DNA is a non-profit organization renting 25,000 square feet of space in a city-owned building on Chambers Street. But the group says without a break on the rent, which is close to $70,000 a month, they're as good as out.
"I don't think we need a handout, we just need an appropriate response because we're a good organization," said DNA dancer Teri Steele.
While DNA was established in 1984, it's only been in the Chambers Street space since 2006.
Dancers who spoke with NY1 say they would be lost without it.
"I left Washington D.C. to come up here and take class here. When I look at a schedule and think about where I want to go, I'm looking at the DNA schedule," said DNA dancer Gesel Mason.
DNA teaches all styles of dance as well as yoga and pilates. There are also classes on how to teach dance and how to survive as dancers and choreographers.
"I feel like we get sequestered a lot and this is an opportunity to not be that way, but to actually have the chance to interact and put your work out there and get feedback and be part of something that breaks through the bounds of just we're in this little dance world box," said DNA dancer Dan Safer.

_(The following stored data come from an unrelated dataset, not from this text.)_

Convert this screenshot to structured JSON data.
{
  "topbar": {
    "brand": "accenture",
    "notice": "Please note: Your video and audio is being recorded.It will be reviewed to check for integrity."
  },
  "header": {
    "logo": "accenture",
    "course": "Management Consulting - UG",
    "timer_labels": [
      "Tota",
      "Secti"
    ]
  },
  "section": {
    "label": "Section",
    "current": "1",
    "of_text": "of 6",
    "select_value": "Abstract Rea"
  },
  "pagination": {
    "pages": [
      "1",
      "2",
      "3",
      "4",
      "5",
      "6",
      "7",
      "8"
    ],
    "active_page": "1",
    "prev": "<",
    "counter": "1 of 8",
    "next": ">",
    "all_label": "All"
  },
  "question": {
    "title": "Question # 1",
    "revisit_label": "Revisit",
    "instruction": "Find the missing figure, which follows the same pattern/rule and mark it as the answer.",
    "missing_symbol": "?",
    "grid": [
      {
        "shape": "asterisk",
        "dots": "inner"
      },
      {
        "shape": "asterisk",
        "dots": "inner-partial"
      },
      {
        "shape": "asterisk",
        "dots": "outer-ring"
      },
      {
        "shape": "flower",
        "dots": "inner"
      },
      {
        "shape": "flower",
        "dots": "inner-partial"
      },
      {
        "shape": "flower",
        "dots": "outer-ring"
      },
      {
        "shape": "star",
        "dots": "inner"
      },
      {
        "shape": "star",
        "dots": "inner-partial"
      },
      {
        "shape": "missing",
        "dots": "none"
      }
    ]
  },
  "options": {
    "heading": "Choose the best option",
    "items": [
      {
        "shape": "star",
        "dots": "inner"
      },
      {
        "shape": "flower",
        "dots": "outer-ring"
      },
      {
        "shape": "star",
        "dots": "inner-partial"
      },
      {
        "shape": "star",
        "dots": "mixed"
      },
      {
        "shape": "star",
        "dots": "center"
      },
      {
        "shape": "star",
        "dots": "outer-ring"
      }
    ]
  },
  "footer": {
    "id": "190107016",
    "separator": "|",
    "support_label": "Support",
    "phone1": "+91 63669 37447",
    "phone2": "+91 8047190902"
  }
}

DNA is open 360 days a year, offering 120 classes per week to more than 8,000 enrolled students. The group says it is a vital part of the Lower Manhattan community and doesn't want to go anywhere.
"We're going full steam ahead and we're not going to stop," Peila said.
The group says the landlord has come to the table to talk things over. At the same time, if there's no agreement, a court showdown is scheduled for late next month.